-
源码版本
-
消息发送源码源码入口
-
消息发送核心源码
-
Product发送消息的重试机制
-
Broker故障转移机制
-
选择MessageQueue源码
-
总结
源码版本
4.8.0
消息发送源码源码入口
最简单的消息发送代码
DefaultMQProducer producer = new DefaultMQProducer("please_rename_unique_group_name");
producer.setNamesrvAddr("127.0.0.1:9876");
producer.start();
Message msg = new Message("TopicTest" /* Topic */,
"TagA" /* Tag */,
("Hello RocketMQ " + i).getBytes(RemotingHelper.DEFAULT_CHARSET) /* Message body */
);
SendResult sendResult = producer.send(msg);
由于我们今天重点分析的是RocketMQ 消息发送MessgQueue选择及高可用机制
所以
producer.start();
这段代码我们不看,我们重点进入producer.send(msg);
这段源码。
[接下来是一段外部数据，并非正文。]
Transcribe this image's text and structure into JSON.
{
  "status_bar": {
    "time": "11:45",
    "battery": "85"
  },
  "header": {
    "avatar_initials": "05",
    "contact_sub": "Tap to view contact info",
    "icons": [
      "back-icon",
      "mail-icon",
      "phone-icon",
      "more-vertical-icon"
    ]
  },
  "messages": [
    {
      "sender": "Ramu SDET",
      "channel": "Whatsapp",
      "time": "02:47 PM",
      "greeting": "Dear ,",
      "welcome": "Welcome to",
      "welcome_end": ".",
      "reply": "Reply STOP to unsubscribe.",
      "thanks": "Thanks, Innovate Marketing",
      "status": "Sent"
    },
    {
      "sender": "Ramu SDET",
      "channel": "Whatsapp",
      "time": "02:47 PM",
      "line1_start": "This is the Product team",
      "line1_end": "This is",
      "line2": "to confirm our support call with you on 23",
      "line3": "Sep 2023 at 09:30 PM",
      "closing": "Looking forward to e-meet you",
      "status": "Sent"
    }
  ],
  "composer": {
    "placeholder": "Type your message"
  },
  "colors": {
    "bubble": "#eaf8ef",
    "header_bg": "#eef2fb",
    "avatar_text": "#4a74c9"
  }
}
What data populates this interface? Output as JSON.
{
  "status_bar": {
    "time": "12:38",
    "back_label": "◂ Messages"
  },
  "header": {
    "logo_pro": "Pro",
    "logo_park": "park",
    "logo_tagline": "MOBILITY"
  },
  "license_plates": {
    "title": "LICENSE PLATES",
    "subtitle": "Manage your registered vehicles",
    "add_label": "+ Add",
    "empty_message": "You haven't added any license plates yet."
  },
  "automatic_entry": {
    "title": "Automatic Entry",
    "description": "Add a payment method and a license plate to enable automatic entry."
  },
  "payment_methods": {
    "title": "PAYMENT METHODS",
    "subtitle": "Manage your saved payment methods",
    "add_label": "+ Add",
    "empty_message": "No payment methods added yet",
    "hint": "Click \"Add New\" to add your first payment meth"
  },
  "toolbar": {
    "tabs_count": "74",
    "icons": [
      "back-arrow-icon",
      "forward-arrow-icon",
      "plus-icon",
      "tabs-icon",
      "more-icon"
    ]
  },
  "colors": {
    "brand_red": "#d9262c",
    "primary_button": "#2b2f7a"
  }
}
深入进入后我们会看到发送消息的核心源码
消息发送核心源码
核心方法是org.apache.rocketmq.client.impl.producer.DefaultMQProducerImpl#sendDefaultImpl
/**
* 消息发送
* @param msg 消息
* @param communicationMode 同步 异步 ONEWAY
* @param sendCallback 消息回调
* @param timeout 超时时间
* @return
* @throws MQClientException
* @throws RemotingException
* @throws MQBrokerException
* @throws InterruptedException
*/
private SendResult sendDefaultImpl(
Message msg,
final CommunicationMode communicationMode,
final SendCallback sendCallback,
final long timeout
) throws MQClientException, RemotingException, MQBrokerException, InterruptedException {
// 生产者状态检查
this.makeSureStateOK();
// 外面不是校验一次了吗?消息校验
Validators.checkMessage(msg, this.defaultMQProducer);
// 获取随机id
final long invokeID = random.nextLong();
// 开始时间
long beginTimestampFirst = System.currentTimeMillis();
long beginTimestampPrev = beginTimestampFirst;
long endTimestamp = beginTimestampFirst;
// 从缓存的topic路由表中获取topic路由,不存在则向 NameServer发起查找
TopicPublishInfo topicPublishInfo = this.tryToFindTopicPublishInfo(msg.getTopic());
if (topicPublishInfo != null && topicPublishInfo.ok()) {
boolean callTimeout = false;
MessageQueue mq = null;
Exception exception = null;
SendResult sendResult = null;
// 获取总发送次数 如果同步发送 则 发送消息失败会重试2次 其他发送方式不会重新发送
int timesTotal = communicationMode == CommunicationMode.SYNC ? 1 + this.defaultMQProducer.getRetryTimesWhenSendFailed() : 1;
int times = 0;
String[] brokersSent = new String[timesTotal];
for (; times < timesTotal; times++) {
String lastBrokerName = null == mq ? null : mq.getBrokerName();
// 选择发送到哪个 MessageQueue
MessageQueue mqSelected = this.selectOneMessageQueue(topicPublishInfo, lastBrokerName);
if (mqSelected != null) {
mq = mqSelected;
brokersSent[times] = mq.getBrokerName();
try {
beginTimestampPrev = System.currentTimeMillis();
if (times > 0) {
//Reset topic with namespace during resend.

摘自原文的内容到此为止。